Equivalent frame FEM

[ericjacques]

Hello again everyone,
I am performing an equivalent frame analysis on a flat plate slab. I have two different distributed loads on either side of my design frame run. Lets assume that one one side has a load of 10 kPa and on the other, 20 kPa.

What is the most efficient way to combine these different loads to determine my fixed end moments?

Do I take a 50/50 (ie 15 kPa) average of the two loads or do I place more emphasis on the larger of the two(say perhaps, 17.5 kPa, or even 20 kPa)?

Your advice would be greatly appreciate!
Thanks,
-EJ

 

[csd72]

You should input it as 2 separate distributed loads, 10 and 20 . Your FEM will definately allow you to do this.

 

[ericjacques]

csd72, good idea. I will take a look at this carefully.

While we are on the topic, I have a shear wall which runs perpendicular to my frame run. The end of the shear wall is directly in the center of my frame run. Therefore, one half of the transverse width of my design frame is fixed rigidly into a wall, while the other is free.

How is this taken into account in the analysis and distribution of FEM?

I was planning on treating the wall as a deep beam and to determine torsional stiffness and assuming the wall would act as a very stiff column to find flexural stiffness. However, I am not sure how to proceed when determining my span FEM's, COF's and stiffnesses.

 

[asixth]

From your first post, it sounds like you may have a partition running down the column gridline with different design loads on either side of this partition.

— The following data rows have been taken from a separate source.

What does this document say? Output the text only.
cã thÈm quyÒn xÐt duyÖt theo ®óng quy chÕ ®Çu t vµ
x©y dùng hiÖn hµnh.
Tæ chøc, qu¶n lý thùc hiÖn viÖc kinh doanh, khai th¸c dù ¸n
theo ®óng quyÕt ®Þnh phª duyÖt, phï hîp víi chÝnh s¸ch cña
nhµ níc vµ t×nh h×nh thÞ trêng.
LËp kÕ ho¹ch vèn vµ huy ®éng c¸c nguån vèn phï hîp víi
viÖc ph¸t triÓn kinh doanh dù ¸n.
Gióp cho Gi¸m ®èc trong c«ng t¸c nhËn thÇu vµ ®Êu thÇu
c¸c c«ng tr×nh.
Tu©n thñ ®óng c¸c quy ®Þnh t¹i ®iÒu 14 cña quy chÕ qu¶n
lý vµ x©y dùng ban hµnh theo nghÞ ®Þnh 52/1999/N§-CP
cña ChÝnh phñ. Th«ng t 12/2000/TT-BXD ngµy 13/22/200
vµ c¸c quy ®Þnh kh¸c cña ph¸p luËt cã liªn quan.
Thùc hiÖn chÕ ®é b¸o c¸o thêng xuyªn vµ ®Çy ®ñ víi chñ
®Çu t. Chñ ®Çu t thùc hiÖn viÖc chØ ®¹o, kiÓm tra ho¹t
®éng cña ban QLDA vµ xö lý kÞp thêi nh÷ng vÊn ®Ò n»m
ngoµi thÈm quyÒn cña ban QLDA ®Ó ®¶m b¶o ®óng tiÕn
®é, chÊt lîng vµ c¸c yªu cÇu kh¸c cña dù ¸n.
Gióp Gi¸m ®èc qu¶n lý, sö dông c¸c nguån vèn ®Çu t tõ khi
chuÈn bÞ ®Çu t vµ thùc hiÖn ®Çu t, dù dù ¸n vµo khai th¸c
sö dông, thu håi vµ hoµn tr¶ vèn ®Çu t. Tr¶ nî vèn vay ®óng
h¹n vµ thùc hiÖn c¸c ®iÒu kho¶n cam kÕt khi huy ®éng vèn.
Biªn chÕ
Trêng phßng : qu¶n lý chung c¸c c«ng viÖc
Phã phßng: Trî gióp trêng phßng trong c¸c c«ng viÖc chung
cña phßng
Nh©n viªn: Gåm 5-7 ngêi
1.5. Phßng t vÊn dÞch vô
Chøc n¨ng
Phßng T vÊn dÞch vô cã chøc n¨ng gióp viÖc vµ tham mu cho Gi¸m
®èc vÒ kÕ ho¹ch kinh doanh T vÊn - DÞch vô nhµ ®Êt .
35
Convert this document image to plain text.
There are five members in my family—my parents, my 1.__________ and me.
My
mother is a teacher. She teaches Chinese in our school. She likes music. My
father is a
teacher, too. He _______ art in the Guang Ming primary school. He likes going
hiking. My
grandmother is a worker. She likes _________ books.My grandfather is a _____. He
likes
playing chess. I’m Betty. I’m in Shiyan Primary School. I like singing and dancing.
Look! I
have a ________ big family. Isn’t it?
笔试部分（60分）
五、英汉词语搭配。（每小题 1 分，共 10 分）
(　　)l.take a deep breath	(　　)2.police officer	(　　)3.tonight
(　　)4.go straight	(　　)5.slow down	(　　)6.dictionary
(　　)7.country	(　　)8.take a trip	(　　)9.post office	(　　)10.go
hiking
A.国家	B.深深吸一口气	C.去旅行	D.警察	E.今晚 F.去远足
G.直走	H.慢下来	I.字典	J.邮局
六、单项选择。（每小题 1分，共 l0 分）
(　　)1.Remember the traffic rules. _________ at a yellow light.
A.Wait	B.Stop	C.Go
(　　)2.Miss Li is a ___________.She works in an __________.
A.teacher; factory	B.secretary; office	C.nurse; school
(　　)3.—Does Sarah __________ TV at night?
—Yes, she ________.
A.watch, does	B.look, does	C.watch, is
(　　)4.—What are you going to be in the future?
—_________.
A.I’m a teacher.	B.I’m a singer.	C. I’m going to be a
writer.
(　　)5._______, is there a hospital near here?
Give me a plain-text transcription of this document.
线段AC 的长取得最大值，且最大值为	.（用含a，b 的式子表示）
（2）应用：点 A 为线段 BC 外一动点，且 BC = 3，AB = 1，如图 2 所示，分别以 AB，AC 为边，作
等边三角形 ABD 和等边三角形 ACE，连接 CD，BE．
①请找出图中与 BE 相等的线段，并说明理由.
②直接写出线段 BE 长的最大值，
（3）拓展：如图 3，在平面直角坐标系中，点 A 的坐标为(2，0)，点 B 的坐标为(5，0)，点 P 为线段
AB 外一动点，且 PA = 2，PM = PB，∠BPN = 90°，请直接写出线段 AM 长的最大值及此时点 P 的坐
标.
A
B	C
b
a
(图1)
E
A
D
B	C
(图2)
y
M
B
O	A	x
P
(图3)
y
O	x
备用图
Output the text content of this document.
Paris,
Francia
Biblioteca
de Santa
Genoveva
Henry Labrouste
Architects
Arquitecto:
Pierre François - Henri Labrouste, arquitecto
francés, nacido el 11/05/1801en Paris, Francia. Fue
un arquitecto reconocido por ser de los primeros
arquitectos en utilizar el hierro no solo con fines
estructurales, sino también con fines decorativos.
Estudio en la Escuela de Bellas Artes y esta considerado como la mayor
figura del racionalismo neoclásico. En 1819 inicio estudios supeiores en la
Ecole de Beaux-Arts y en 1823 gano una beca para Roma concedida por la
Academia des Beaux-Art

When performing an equivalent frame analysis, you are essentially taking a 3-dimensional problem and reducing it to a 2-dimensional frame analysis. In terms of the structural analysis, the computer package will take the udl as 15kPa. It is your responsibility as the designer to distribute this moment to the column strip and middle strips respectivley.

My only knowledge of ACI318 is what I have picked up from using American textbooks, so I will apply AS3600 (Australian).

For a floor system with uniform loading, the distribution of moment to the column strip will be around 80% of the negative moment and 50% of the positive moment.

Now for your situation where you have non-uniform loading, I would distribute a larger percentage of moment to the middle strip with the larger design load (20kPa). If you look at the frame runs either side of this run where the design loads are either a uniform 10kPa or 20kPa, you should get a good indication on what the design moment and reinforcement in your middle strips should be.

Now that I think about, I would just assume the larger design load for this run and not try to get too fancy with the lateral distribution of moments.

As for the shear wall, I would treat this the same way I would treat a column. The wall isn't infinitley rigid and not much moment will be transferred into the wall. Like above, it will significantly alter the lateral distribution of the negative moment over the wall/support, less moment will find its way to the column strip because the middle strip can now span directly onto a support.

Just an aside note, I don't think fixed end moments is the correct terminology and may have even confused csd72 with thinking you are referring to a FE package.

This is a long post and I hope everyone can follow.

 

[ericjacques]

asixth, if I were to treat the wall as a column, the question thus becomes how can I determine how much moment should go into the wall and how much should go into free column and middle strips.

Although inexperienced, my gut tells me this lateral distribution should be related to the stiffness of the two halves of the design run....but I am not exactly sure how to perform this analysis. Any ideas?

 

[asixth]

Correct, load will follow the stiffest load path and the stiffest load path will span column-face to column-face, or column-face to wall for your situation. The middle strip that spans onto the wall will be stiffer than the middle strip which is continuous so more moment should be distibuted to the former.

If I were designing something similar to what you have described, I would distribute 80% of moment to the column strip, 5% to the "free" middle strip and 15% to the middle strip which spans onto the wall.

I haven't performed any torsional stiffness calculations to arrive at these values, they are just values I would use by using my intuition on how I believe the slab will behave.

This is a good question, you won't be able to find any examples of this in textbooks so it will be interesting to hear from other engineers on how they would handle this situation.